The Spooky Men at 18 | The Spooky Men’s Chorale

Image by Samantha Lazzaro

After 18 years and 700 performances around the world, the Spooky Men’s Chorale is nearly ready to release their seventh album in celebration of coming of age. Founded in the Blue Mountains but appearing at prestigious festivals all over the UK and Australia, this group has gathered quite a following of loyal fans keen on the neat balance between spooky and silly with which the Spooky Men infuse their music.

The Spooky Men produce a strange ambience when clad in all black and each creatively be-hatted as they wander dazed and befuddled onto the stage. Conductor Stephen Taberner corrals them into order for their introductory number “We Are Not a Men’s Group” which immediately summarises the tone of their performance. This is nothing like any other choir you’ve come across. There is a serious commitment to the persona of hapless masculine obliviousness shaped by the dry wit of Taberner’s commentary and narration.

Performing a mix of original songs and unexpected covers, the Spooky Men maintain a warming attitude of self-aware mockery when singing about a range of serious and silly topics from masculinity to existentialism, incompatible technology advancements to violence and climate change. A crowd favourite from this concert was the love song “Sweetest Kick” sung in a gentle low harmony about the unpredictability of falling in and out of love. This contrasts with a cover of “Not Pretty Enough” by Kasey Chambers which was pure over-performance or “Mess Song” about the familiar but unexplainable phenomena of messes exponentially expanding when you’re not looking.

An exceptional example from the line-up was the Spooky Men’s cover of Queen’s “Bohemian Rhapsody” which surprisingly and delightfully injected a yodelling folkiness to the pop rock classic in a grand and original remix. This was a new song reveal hinted to be included in the upcoming album launch but it spoke to their finale performance of a very odd take on “Staying Alive” by the Bee Gees framed as a Sufi prophecy of a musical resurrection.
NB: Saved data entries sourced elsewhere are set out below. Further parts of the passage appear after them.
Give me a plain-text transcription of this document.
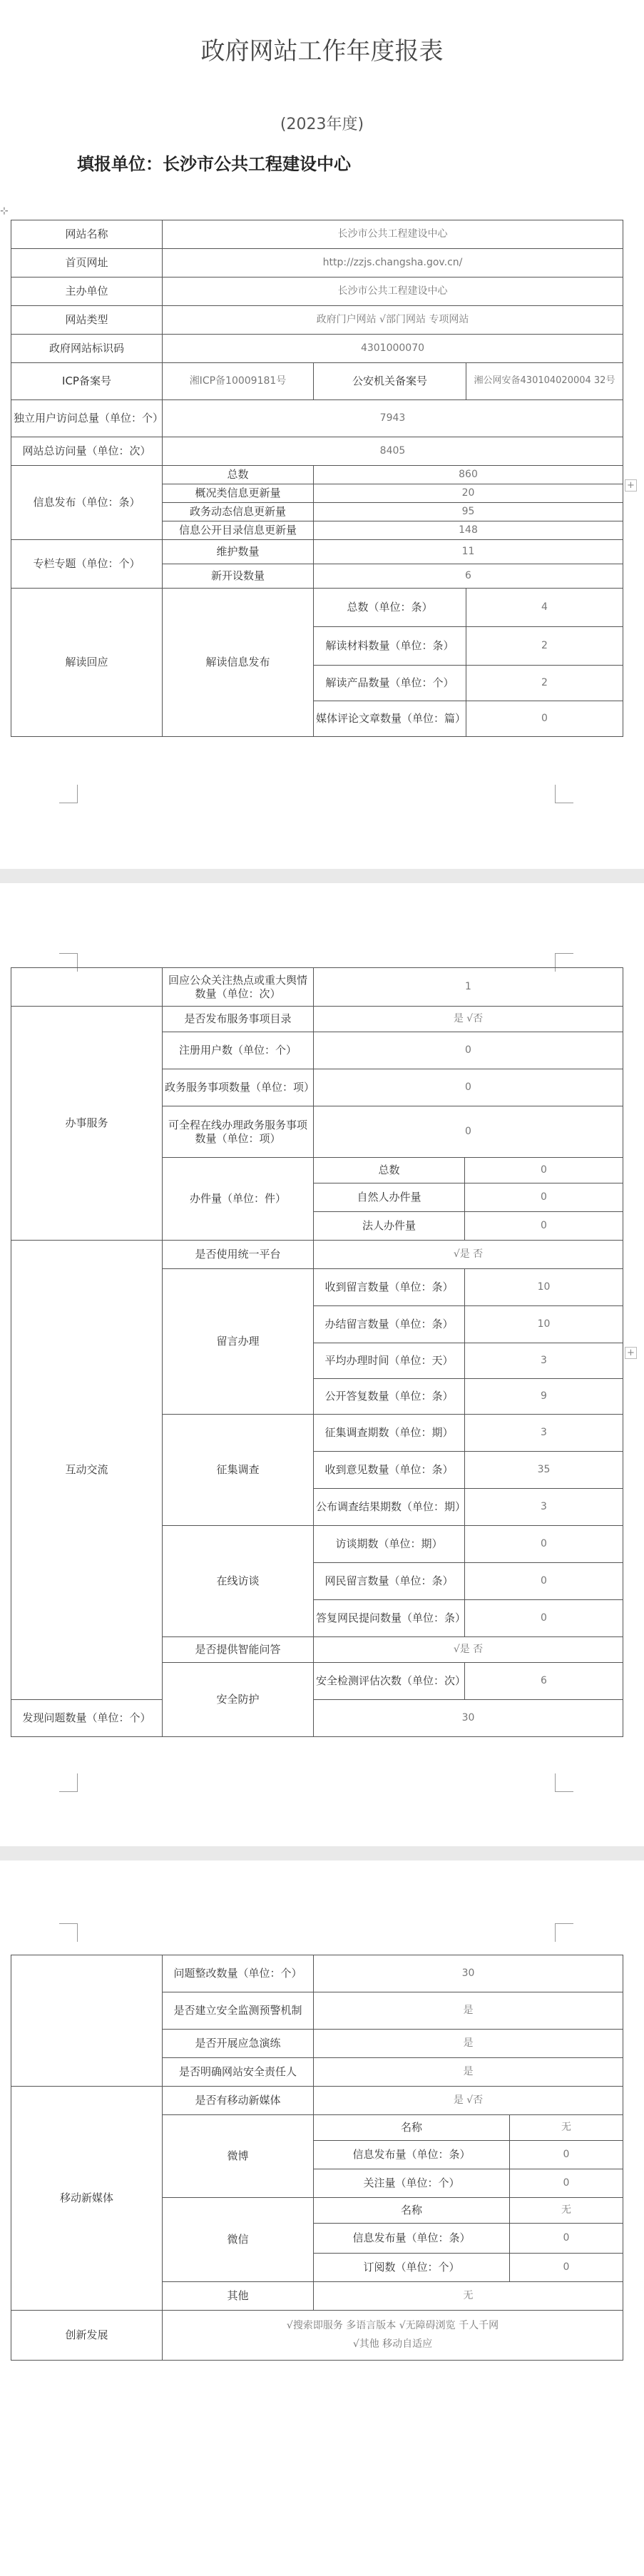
政府网站工作年度报表
(2023年度)
填报单位：长沙市公共工程建设中心
⊹
网站名称	长沙市公共工程建设中心		
首页网址	http://zzjs.changsha.gov.cn/		
主办单位	长沙市公共工程建设中心		
网站类型	政府门户网站 √部门网站 专项网站		
政府网站标识码	4301000070		
ICP备案号	湘ICP备10009181号	公安机关备案号	湘公网安备430104020004 32号
独立用户访问总量（单位：个）	7943		
网站总访问量（单位：次）	8405		
信息发布（单位：条）	总数	860	
	概况类信息更新量	20	
	政务动态信息更新量	95	
	信息公开目录信息更新量	148	
专栏专题（单位：个）	维护数量	11	
	新开设数量	6	
解读回应	解读信息发布	总数（单位：条）	4
		解读材料数量（单位：条）	2
		解读产品数量（单位：个）	2
		媒体评论文章数量（单位：篇）	0
+
	回应公众关注热点或重大舆情数量（单位：次）	1	
办事服务	是否发布服务事项目录	是 √否	
	注册用户数（单位：个）	0	
	政务服务事项数量（单位：项）	0	
	可全程在线办理政务服务事项数量（单位：项）	0	
	办件量（单位：件）	总数	0
		自然人办件量	0
		法人办件量	0
互动交流	是否使用统一平台	√是 否	
	留言办理	收到留言数量（单位：条）	10
		办结留言数量（单位：条）	10
		平均办理时间（单位：天）	3
		公开答复数量（单位：条）	9
	征集调查	征集调查期数（单位：期）	3
		收到意见数量（单位：条）	35
		公布调查结果期数（单位：期）	3
	在线访谈	访谈期数（单位：期）	0
		网民留言数量（单位：条）	0
		答复网民提问数量（单位：条）	0
	是否提供智能问答	√是 否	
	安全防护	安全检测评估次数（单位：次）	6
发现问题数量（单位：个）		30	
+
	问题整改数量（单位：个）	30	
	是否建立安全监测预警机制	是	
	是否开展应急演练	是	
	是否明确网站安全责任人	是	
移动新媒体	是否有移动新媒体	是 √否	
	微博	名称	无
		信息发布量（单位：条）	0
		关注量（单位：个）	0
	微信	名称	无
		信息发布量（单位：条）	0
		订阅数（单位：个）	0
	其他	无	
创新发展	√搜索即服务 多语言版本 √无障碍浏览 千人千网
√其他 移动自适应		
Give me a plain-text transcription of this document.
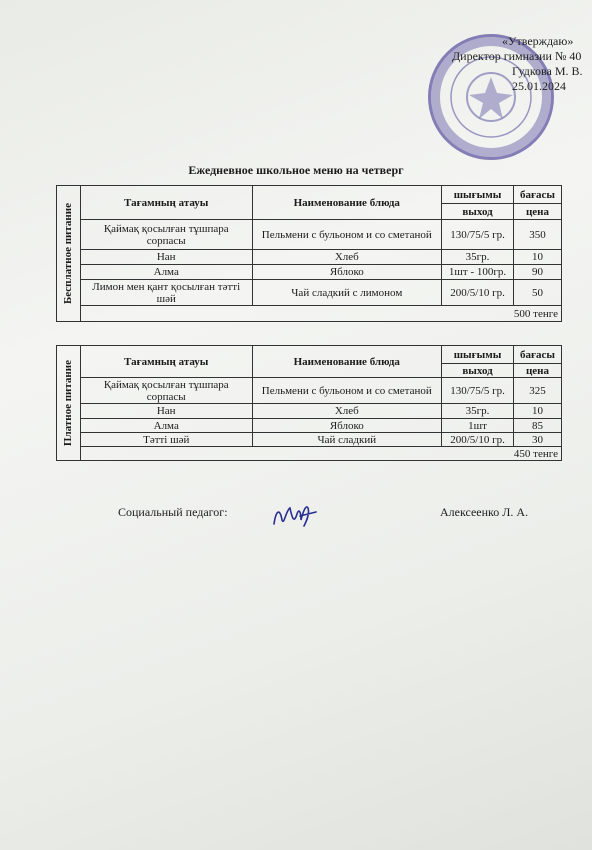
«Утверждаю»
Директор гимназии № 40
Гудкова М. В.
25.01.2024
Ежедневное школьное меню на четверг
Бесплатное питание	Тағамның атауы	Наименование блюда	шығымы	бағасы
			выход	цена
	Қаймақ қосылған тұшпара сорпасы	Пельмени с бульоном и со сметаной	130/75/5 гр.	350
	Нан	Хлеб	35гр.	10
	Алма	Яблоко	1шт - 100гр.	90
	Лимон мен қант қосылған тәтті шәй	Чай сладкий с лимоном	200/5/10 гр.	50
	500 тенге			
Платное питание	Тағамның атауы	Наименование блюда	шығымы	бағасы
			выход	цена
	Қаймақ қосылған тұшпара сорпасы	Пельмени с бульоном и со сметаной	130/75/5 гр.	325
	Нан	Хлеб	35гр.	10
	Алма	Яблоко	1шт	85
	Тәтті шәй	Чай сладкий	200/5/10 гр.	30
	450 тенге			
Социальный педагог:	Алексеенко Л. А.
A particular section of the concert payed homage to the group’s spooky roots with some Georgian table songs retelling rather specific tales of (mis)adventure and long journeys. These repetitive, almost incantatory songs show off the group’s unique vocal capabilities and strikes precisely on the threshold between their stoic, removed personas and the captivation with which they hold the audience.

The dry, bordering on daggy humour of the Spooky Men generates a remarkably warm and good-humoured atmosphere, the success of which was palpable in the crowd’s insistence on an encore. Taberner spoke briefly on the instability and uncertainty running rife in our world at the moment, ranging from irresponsible politics to blatant denial of climate change to growing violence, and offered the Spooky Men and their performance as an antidote of sorts. With their positive nature and self-reflective optimism, it’s not hard to see why people are drawn to the Spooky Men and their lyrics of general good-naturedness.